Evaluation checklist
A practical checklist for setting up evals and monitoring.
Evaluation is how you know whether your RAG system works. This checklist covers setting up a robust evaluation practice—not just running evals once, but building them into your development and operations workflow.
Dataset fundamentals
-
Eval dataset exists. You have a defined set of queries with expected results or ground truth answers.
-
Dataset covers major use cases. Each primary use case your system is designed for is represented in the dataset.
-
Dataset includes edge cases. Queries that are ambiguous, complex, or likely to fail are included, not just the easy cases.
-
Dataset includes negative cases. Queries that should result in refusal ("I don't know") are included to test refusal behavior.
-
Dataset is realistic. Queries resemble what real users actually ask, not just what developers imagine they'll ask.
-
Dataset is versioned. Changes to the dataset are tracked so you can compare results over time.
-
Dataset maintenance is assigned. Someone owns keeping the dataset current as the system evolves.
Ground truth quality
-
Ground truth is documented. For each query, you've recorded what a correct answer looks like.
-
Ground truth includes sources. You know which documents should be retrieved to answer each query.
-
Ground truth is validated. Someone has reviewed the ground truth annotations for accuracy.
-
Ambiguous cases are acknowledged. Where multiple answers could be correct, the evaluation accounts for this.
Metric selection
-
Retrieval metrics are tracked. You're measuring recall@K, precision@K, MRR, or similar for the retrieval stage.
-
Generation metrics are tracked. You're measuring faithfulness, correctness, or usefulness for the generation stage.
-
Metrics match product goals. The metrics you're optimizing actually matter for your use case (high-stakes domains prioritize faithfulness; efficiency domains prioritize task completion).
-
Metric definitions are documented. The team agrees on how each metric is calculated and what thresholds are acceptable.
Retrieval evaluation
-
You can identify relevant documents.
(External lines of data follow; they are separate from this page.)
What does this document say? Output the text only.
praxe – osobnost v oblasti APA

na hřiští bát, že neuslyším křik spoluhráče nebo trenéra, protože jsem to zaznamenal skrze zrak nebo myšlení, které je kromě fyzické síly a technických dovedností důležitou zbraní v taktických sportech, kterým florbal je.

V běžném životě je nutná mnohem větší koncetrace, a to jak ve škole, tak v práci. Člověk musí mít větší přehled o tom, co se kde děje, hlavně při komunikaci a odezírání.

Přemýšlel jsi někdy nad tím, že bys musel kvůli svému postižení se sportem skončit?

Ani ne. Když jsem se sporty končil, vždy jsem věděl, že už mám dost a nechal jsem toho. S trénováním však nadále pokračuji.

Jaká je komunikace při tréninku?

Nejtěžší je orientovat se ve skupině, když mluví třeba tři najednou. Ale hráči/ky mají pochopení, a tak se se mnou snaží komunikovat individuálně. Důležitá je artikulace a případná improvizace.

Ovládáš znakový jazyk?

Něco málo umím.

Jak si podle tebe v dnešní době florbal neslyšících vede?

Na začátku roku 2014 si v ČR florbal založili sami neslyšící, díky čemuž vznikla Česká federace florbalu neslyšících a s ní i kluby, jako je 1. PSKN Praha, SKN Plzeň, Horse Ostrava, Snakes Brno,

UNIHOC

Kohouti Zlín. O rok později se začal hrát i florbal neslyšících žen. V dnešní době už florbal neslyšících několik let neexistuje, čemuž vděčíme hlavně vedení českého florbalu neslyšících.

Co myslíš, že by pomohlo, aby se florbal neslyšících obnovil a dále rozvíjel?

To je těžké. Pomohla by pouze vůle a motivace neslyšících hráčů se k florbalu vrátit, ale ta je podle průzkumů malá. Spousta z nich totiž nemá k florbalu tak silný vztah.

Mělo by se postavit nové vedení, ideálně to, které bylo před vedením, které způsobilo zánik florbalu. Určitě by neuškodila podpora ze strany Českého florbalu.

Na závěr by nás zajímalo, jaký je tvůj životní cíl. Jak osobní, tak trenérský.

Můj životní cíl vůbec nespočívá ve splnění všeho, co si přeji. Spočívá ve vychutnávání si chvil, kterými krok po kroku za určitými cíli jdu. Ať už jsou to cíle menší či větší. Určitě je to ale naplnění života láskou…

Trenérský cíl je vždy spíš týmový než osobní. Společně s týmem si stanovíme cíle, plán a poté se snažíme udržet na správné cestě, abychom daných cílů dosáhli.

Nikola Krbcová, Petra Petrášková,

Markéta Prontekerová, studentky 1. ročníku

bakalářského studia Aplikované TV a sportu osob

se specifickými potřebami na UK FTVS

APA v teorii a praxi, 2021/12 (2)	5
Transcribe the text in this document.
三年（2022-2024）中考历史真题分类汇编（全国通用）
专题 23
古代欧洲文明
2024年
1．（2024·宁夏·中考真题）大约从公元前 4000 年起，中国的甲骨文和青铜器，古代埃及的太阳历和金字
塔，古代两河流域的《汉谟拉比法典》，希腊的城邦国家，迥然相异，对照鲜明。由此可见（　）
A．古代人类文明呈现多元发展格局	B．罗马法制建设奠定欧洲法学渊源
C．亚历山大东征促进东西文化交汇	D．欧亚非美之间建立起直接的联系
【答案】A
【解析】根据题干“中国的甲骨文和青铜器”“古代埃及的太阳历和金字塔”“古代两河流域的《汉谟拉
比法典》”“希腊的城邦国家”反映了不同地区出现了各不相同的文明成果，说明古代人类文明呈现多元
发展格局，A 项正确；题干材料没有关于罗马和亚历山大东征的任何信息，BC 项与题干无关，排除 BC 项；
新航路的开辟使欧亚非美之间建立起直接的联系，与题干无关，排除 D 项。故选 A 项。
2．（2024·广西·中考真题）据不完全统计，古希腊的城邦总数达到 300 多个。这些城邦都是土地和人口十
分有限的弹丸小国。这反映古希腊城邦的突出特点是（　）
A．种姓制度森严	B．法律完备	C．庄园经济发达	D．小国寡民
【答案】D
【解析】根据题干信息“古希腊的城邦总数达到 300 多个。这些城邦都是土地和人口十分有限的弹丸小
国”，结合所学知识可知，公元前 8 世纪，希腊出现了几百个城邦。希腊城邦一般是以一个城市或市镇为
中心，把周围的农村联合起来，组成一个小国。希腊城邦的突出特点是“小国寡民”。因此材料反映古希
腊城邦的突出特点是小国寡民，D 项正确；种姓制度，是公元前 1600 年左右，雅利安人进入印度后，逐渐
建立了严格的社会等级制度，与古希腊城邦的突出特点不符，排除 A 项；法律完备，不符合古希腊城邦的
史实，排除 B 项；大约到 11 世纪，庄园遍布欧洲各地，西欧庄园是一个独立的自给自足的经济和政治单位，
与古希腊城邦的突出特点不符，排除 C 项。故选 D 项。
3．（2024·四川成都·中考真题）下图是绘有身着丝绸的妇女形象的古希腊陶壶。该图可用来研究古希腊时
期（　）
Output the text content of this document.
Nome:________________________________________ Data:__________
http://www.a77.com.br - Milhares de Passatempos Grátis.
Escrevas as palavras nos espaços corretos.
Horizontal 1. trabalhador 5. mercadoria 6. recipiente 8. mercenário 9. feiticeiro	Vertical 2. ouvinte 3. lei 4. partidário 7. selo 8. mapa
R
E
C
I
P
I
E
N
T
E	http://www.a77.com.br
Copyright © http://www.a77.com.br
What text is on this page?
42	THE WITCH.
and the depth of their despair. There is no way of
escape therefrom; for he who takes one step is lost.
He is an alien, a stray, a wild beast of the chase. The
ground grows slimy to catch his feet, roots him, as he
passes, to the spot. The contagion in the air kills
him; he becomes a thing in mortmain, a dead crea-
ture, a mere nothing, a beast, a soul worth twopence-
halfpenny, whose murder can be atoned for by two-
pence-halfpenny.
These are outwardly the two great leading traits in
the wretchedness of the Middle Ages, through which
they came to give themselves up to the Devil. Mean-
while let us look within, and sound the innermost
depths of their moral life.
For each test query, you know which document(s) should be retrieved.
-
Retrieval is evaluated independently. You measure retrieval quality separately from generation quality.
-
topK settings are validated. You've confirmed that your topK value balances recall with noise.
-
Thresholds are calibrated. If you use similarity thresholds, you've tested that they filter appropriately.
Generation evaluation
-
Faithfulness is measured. You check whether generated answers are supported by the provided context.
-
Citation accuracy is verified (if applicable). If your system cites sources, you verify that citations are correct.
-
Refusal behavior is tested. Queries that should refuse are confirmed to refuse appropriately.
-
Format compliance is checked. Answers match expected format (length, structure, style).
LLM-as-judge setup
-
Rubric is defined. If using LLM-as-judge, you have a clear rubric specifying what constitutes good/bad answers.
-
Judge prompt is tested. The judge prompt produces consistent, reasonable scores on sample cases.
-
Judge has access to context. The judge sees the retrieved context, not just the question and answer, to assess faithfulness.
-
Judge scores are validated against humans. A sample of judge scores has been compared to human ratings to verify alignment.
-
Judge model is appropriate. The judge model is capable enough to evaluate responses reliably.
Regression testing
-
Baseline is established. You have stored results from a known-good configuration to compare against.
-
Regressions are detected. When metrics degrade beyond a threshold, it's flagged.
-
Blocking regressions are defined. You've decided which regressions should block deployment and which are acceptable.
-
CI integration is in place (if applicable). Evals run automatically on relevant changes.
Slicing and debugging
-
Results are sliceable. You can break down metrics by query type, content category, or other dimensions.
-
Failure cases are reviewable. You can inspect individual failing queries to understand what went wrong.
-
Retrieval and generation failures are distinguished. You can tell whether a bad answer came from bad retrieval or bad generation.
Online evaluation
-
Production metrics are tracked. You're measuring something in production (task completion, user satisfaction, escalation rate).
-
User feedback is collected. Users can rate or flag responses, and this data is captured.
-
Feedback is actionable. Negative feedback can be traced to specific queries and investigated.
-
Feedback loop exists. Production feedback informs dataset updates and system improvements.
Monitoring and alerting
-
Quality metrics are monitored over time. You can see trends in retrieval and generation quality.
-
Alerts exist for quality degradation. Significant drops in key metrics trigger investigation.
-
Evaluation runs regularly. Evals aren't just for launch—they run periodically to catch drift.
Process and ownership
-
Eval process is documented. The team knows how to run evals, interpret results, and update datasets.
-
Eval ownership is assigned. Someone is responsible for maintaining the evaluation infrastructure and datasets.
-
Results are reviewed. Eval results are actively used to make decisions, not just collected.
-
Dataset evolves with the product. As features change and usage patterns shift, the eval dataset is updated to match.